Les disparités salariales accentuent ce malaise. Un chauffeur de véhicule léger gagne environ 3 millions de francs guinéens par mois chez WCS, contre 7 à 8 millions pour le même poste chez Rio Tinto, l’entreprise anglo-australienne qui exploite une autre partie du gisement.
Ces écarts sont perçus comme une injustice flagrante, renforçant l’idée que les entreprises chinoises considèrent la main-d’œuvre africaine comme interchangeable et bon marché.
Sécurité minimale, risques maximum
Les premières informations disponibles laissent penser que l’accident serait lié à un manquement aux règles de sécurité. Le site de Simandou, vaste et difficile d’accès, exige pourtant une vigilance permanente. Les témoignages recueillis font état d’un équipement insuffisant, de formations incomplètes et d’un encadrement souvent absent sur le terrain.
Les syndicats guinéens rappellent que ces défaillances ne sont pas nouvelles. « Cela fait des mois qu’on alerte sur le manque de sécurité, mais rien n’est fait », déplore un travailleur contacté par téléphone. Dans un contexte où les normes de sécurité restent difficilement applicables, beaucoup redoutent que cet accident ne soit que le premier d’une longue série.
Une enquête attendue, mais des doutes persistants
Les autorités guinéennes ont promis d’enquêter pour faire toute la lumière sur les causes du drame. Mais sur le terrain, la confiance est limitée. Les précédents montrent que les conclusions de ce type d’enquête débouchent rarement sur des sanctions concrètes. Quant aux familles des victimes, elles espèrent obtenir des indemnisations, sans certitude de résultat. Les contrats de travail signés par les ouvriers locaux ne prévoient pas toujours de clauses claires en cas d’accident mortel, laissant les proches dans une situation de grande précarité.
La priorité donnée aux intérêts économiques
Pour la Chine, le projet Simandou revêt une importance stratégique. Le minerai de fer extrait sur ce site doit contribuer à réduire la dépendance chinoise envers les exportations australiennes, dans un contexte de rivalité économique croissante. Mais cette ambition a un coût humain. Sur le terrain, les employés guinéens disent travailler sous une pression constante, avec des objectifs de production jugés irréalistes. À partir du 11 novembre prochain, une autre société chinoise, Chinalco, doit rejoindre l’exploitation du gisement. Les syndicats craignent que cette arrivée ne renforce un système où la productivité prime sur la sécurité.
Quand le développement se fait au détriment des vies humaines
Le drame de Simandou dépasse le cadre d’un accident industriel. Il met en lumière la fragilité des mécanismes de contrôle dans les grands projets miniers africains. En signant des partenariats stratégiques avec des groupes étrangers puissants, les États africains espèrent attirer les investissements et créer de l’emploi.
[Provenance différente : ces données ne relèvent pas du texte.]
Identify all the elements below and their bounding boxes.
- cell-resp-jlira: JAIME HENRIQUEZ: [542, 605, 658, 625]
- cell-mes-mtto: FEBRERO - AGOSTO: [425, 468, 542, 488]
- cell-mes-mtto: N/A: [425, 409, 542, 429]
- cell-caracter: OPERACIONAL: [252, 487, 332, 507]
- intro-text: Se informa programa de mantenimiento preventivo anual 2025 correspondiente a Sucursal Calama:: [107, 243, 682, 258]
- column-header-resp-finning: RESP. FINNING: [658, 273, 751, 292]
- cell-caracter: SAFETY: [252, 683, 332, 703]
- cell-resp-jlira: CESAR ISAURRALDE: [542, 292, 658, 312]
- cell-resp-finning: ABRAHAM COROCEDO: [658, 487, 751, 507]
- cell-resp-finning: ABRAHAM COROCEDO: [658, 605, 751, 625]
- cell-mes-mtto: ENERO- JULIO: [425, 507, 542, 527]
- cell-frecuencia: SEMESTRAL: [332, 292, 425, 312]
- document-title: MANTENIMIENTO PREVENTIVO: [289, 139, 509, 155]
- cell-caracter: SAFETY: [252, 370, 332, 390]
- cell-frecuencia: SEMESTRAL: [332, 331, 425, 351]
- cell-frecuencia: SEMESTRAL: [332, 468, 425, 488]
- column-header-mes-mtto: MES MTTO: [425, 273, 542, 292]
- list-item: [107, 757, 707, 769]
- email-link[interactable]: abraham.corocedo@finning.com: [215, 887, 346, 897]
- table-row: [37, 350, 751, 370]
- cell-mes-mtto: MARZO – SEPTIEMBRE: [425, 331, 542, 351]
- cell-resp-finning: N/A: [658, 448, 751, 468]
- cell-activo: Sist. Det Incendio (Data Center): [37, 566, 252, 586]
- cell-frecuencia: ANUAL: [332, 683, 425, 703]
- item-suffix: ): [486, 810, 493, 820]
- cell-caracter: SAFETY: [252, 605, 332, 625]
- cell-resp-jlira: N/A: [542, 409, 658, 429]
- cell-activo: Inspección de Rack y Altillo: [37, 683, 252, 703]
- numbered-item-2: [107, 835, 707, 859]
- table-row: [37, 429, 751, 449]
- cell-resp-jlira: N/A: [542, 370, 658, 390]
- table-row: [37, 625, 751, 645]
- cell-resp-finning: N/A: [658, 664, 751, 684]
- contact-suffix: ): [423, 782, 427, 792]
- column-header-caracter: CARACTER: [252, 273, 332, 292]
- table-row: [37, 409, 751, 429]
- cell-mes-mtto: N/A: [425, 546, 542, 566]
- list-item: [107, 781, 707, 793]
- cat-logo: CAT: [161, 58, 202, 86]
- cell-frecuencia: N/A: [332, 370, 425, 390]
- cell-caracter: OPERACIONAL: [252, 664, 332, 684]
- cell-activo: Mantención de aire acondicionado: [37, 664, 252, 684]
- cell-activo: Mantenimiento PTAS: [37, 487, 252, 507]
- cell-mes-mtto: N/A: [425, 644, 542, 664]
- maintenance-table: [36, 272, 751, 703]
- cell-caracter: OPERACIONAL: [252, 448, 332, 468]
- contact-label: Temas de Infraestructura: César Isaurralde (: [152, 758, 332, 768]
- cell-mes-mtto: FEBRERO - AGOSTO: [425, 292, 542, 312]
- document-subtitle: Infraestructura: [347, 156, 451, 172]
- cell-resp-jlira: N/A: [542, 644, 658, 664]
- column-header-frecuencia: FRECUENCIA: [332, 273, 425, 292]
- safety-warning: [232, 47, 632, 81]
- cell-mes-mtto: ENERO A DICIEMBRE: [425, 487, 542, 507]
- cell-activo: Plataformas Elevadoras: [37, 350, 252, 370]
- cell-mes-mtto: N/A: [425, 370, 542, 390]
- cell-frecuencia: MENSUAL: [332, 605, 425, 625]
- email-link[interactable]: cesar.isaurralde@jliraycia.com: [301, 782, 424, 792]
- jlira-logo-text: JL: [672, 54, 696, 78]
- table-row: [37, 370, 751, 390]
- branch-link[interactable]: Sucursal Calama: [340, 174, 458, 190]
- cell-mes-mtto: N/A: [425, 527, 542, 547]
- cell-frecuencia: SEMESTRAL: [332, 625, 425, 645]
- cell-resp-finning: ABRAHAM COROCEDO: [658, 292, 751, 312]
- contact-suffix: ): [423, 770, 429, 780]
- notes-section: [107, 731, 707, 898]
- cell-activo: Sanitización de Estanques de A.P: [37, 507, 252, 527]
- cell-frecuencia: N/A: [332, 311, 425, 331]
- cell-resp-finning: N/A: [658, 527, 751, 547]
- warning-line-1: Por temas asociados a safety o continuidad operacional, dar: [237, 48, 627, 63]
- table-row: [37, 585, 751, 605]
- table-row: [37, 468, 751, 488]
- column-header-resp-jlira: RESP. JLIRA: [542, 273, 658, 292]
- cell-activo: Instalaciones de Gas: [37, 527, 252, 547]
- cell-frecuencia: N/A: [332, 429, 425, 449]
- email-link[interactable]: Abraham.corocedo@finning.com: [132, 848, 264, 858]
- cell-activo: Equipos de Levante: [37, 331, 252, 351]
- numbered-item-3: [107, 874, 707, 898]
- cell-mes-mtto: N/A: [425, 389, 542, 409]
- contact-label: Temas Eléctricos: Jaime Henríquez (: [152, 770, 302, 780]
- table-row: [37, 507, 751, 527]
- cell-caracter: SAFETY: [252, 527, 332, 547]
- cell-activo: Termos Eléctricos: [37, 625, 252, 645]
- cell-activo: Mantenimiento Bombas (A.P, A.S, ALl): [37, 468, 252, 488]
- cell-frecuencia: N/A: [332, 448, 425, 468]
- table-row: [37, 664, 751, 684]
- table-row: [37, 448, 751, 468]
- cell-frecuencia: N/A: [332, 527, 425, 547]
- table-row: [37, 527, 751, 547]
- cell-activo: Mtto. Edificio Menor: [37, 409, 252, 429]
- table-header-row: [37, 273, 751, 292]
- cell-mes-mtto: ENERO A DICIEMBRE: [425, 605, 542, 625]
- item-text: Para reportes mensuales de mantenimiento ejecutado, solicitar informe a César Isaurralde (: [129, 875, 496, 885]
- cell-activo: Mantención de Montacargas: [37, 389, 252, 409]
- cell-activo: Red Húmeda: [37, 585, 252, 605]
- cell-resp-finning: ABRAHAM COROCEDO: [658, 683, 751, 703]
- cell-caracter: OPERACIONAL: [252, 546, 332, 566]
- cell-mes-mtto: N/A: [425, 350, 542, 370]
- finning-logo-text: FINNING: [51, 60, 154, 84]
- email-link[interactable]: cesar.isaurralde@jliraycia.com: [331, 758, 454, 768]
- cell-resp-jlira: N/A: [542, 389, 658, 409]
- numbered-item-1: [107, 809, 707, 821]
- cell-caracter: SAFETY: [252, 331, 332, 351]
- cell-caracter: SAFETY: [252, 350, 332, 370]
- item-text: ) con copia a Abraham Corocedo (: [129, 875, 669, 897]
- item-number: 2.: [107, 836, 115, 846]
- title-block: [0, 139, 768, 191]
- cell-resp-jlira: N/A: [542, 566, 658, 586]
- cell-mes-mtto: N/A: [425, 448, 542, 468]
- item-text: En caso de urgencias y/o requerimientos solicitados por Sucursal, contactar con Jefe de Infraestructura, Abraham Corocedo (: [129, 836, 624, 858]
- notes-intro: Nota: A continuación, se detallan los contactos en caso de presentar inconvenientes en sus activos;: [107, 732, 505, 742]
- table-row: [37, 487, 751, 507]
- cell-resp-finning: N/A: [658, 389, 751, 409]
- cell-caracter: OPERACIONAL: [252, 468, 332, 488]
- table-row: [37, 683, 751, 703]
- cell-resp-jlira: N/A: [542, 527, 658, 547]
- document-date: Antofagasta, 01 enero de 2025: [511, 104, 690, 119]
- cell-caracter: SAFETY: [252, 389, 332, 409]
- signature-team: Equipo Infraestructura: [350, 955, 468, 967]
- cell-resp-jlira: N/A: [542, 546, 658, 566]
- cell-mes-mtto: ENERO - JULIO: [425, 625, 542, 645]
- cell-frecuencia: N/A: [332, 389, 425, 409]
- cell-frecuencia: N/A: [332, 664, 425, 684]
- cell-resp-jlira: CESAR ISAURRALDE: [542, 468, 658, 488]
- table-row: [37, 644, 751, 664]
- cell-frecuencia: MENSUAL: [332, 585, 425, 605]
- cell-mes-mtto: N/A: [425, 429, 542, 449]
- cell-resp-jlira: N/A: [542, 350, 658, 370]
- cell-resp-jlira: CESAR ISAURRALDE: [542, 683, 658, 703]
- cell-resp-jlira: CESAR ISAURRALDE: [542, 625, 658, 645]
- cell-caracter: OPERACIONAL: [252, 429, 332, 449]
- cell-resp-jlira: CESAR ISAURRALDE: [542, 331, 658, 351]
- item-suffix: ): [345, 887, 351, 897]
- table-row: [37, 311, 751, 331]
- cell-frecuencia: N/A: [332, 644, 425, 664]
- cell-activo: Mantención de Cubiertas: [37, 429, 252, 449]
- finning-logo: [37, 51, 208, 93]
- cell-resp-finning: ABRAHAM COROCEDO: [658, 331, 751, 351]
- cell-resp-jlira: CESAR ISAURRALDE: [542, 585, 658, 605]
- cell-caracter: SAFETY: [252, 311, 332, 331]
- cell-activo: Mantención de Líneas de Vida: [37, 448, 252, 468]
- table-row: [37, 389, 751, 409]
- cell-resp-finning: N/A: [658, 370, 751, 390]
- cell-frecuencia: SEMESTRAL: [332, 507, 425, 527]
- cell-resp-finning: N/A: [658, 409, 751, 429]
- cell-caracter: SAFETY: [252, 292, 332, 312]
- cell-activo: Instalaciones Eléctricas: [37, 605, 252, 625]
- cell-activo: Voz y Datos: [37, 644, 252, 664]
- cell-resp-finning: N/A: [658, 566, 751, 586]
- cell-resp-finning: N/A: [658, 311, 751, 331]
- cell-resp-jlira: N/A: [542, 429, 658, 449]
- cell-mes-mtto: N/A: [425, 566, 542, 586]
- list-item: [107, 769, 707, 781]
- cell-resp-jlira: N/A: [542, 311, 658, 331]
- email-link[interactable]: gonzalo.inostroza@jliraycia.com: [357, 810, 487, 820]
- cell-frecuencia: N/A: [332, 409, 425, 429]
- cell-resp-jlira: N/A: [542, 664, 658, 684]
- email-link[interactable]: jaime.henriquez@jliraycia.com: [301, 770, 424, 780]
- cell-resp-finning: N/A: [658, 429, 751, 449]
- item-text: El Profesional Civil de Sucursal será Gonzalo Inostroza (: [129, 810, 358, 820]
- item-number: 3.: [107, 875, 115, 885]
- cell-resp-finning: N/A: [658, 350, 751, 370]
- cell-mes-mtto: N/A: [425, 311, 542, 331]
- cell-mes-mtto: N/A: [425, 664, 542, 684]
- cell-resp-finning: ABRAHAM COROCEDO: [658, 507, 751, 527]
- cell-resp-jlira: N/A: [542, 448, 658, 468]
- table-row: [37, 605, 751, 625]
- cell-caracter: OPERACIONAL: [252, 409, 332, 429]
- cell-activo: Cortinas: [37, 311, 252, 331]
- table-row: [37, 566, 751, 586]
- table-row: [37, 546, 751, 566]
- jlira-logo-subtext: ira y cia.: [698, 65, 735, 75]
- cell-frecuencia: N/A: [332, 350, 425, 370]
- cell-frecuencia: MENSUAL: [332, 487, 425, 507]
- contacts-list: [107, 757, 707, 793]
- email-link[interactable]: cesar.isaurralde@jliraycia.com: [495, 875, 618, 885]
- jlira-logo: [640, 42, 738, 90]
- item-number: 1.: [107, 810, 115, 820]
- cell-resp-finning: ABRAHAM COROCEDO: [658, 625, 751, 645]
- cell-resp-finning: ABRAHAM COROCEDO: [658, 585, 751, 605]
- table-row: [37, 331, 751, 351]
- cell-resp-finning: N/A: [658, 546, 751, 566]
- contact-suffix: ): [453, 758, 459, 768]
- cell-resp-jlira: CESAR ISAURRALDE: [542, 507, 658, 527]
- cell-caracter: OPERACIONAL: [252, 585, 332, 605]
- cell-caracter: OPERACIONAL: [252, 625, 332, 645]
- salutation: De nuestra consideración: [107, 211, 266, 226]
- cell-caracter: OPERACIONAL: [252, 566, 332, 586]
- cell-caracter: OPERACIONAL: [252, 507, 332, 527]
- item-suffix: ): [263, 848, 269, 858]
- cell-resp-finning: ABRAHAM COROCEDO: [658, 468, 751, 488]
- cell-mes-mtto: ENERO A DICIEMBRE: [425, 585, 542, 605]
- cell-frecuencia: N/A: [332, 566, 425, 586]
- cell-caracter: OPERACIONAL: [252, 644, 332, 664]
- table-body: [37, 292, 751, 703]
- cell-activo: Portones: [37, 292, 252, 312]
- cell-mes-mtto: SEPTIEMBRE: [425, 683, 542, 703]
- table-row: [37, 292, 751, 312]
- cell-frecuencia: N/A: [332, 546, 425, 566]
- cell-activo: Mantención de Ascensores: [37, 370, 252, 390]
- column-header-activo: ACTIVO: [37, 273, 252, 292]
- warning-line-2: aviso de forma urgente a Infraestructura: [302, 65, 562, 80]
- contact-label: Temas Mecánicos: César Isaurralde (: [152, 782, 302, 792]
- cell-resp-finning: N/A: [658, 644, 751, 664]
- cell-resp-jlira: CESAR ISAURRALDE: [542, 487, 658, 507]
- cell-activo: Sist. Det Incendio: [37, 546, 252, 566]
Mais ces accords, souvent négociés dans l’urgence, laissent peu de garanties sociales aux travailleurs locaux.
La Guinée, qui mise sur ses ressources minières pour relancer son économie, se retrouve confrontée à un dilemme : comment protéger ses citoyens sans compromettre ses ambitions économiques ?
Les morts de Simandou rappellent que le développement ne peut se construire durablement sur des vies brisées. Les autorités guinéennes devront désormais prouver que la sécurité des travailleurs n’est pas un simple détail, mais une priorité nationale.